Seif: My idea and motivation behind creating the YouTube channel in the first place was the same as teaching, is to give back to the community and guide people in their careers.
Caroline: From Cobalt at home, this is "Humans of InfoSec," a show about real people, their work, and its impact on the information security industry. Today my guest is Seif Hateb, a security engineer at Twilio, who has over a decade of experience in the telecommunications and healthcare industries. Seif guides the design, testing, and implementation of leading-edge technology solutions while balancing security initiatives to risks, business operations, and innovations. Seif is very passionate about this field. He's an active member of the cybersecurity community, and runs a YouTube channel that helps people to learn more about InfoSec, specifically how to land their first role in the industry. You may know him from his newsletter, "Cybersecurity and Much More." Thank you Seif for joining me today.
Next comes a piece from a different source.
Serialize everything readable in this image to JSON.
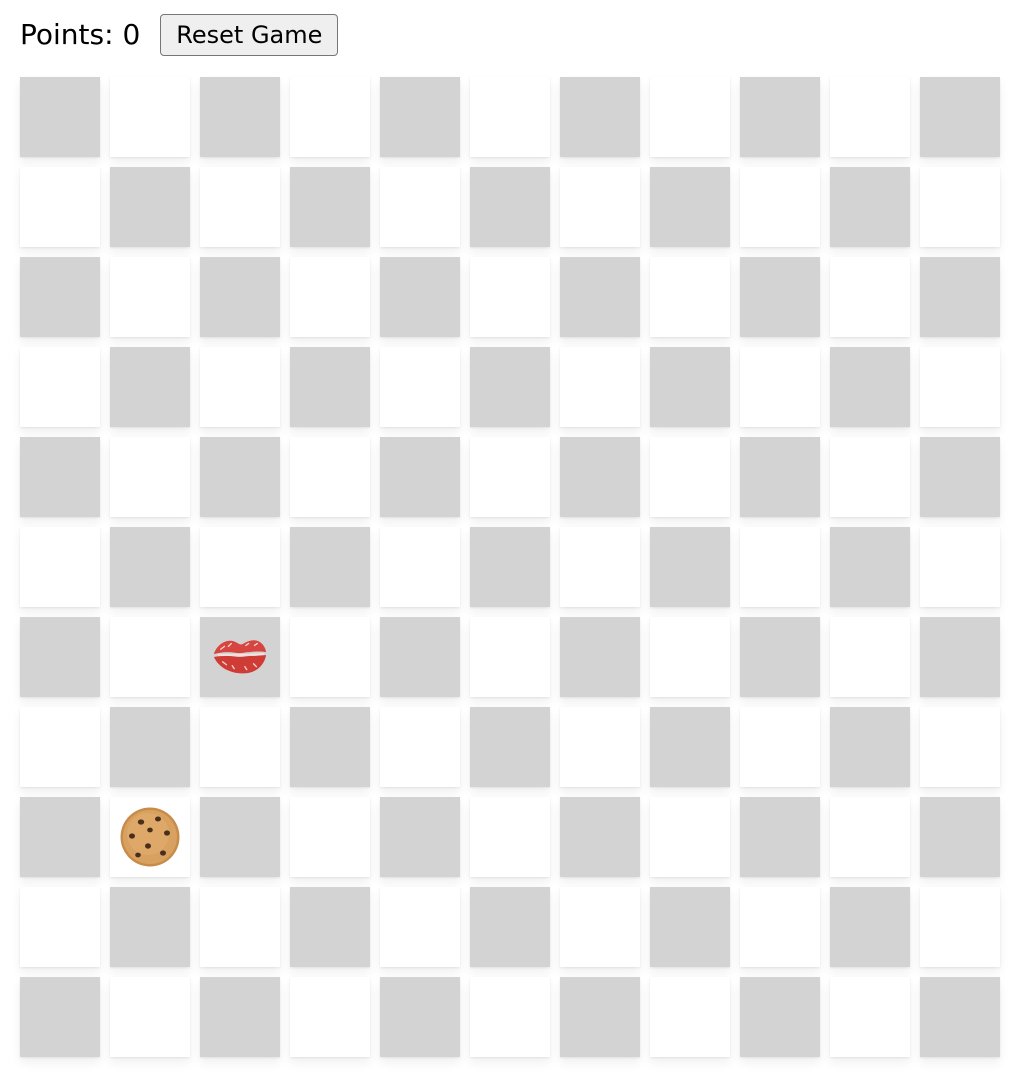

Seif: Thanks, Caroline. Thanks for having me. I'm really excited to talk to you and share my experience in cybersecurity.
Caroline: What a pleasure it is to connect with you today. Seif, let's kick off our conversation by learning a bit more about you. Can you share with our listeners how did you get started in security and what drives your passion for it now?
Seif: Well, while it's not an exciting story in which I discovered a zero-day when I was in elementary school, I'm just kidding, or maybe... Yeah, or from passion for computers as old as the Commodore 64 from the early '80s. But in fact, when I was 8 years old, I was playing with a walkie-talkie that I borrowed from my cousin and I was able to hop in on calls and listening to people, and that was amazing. It's like, oh my God, this is great. But at the same time, I think I'm not supposed to be, like, on those calls. So, I think there is something wrong with these cellular networks. Of course, it was 1G networks. Of course, that wasn't, like, the...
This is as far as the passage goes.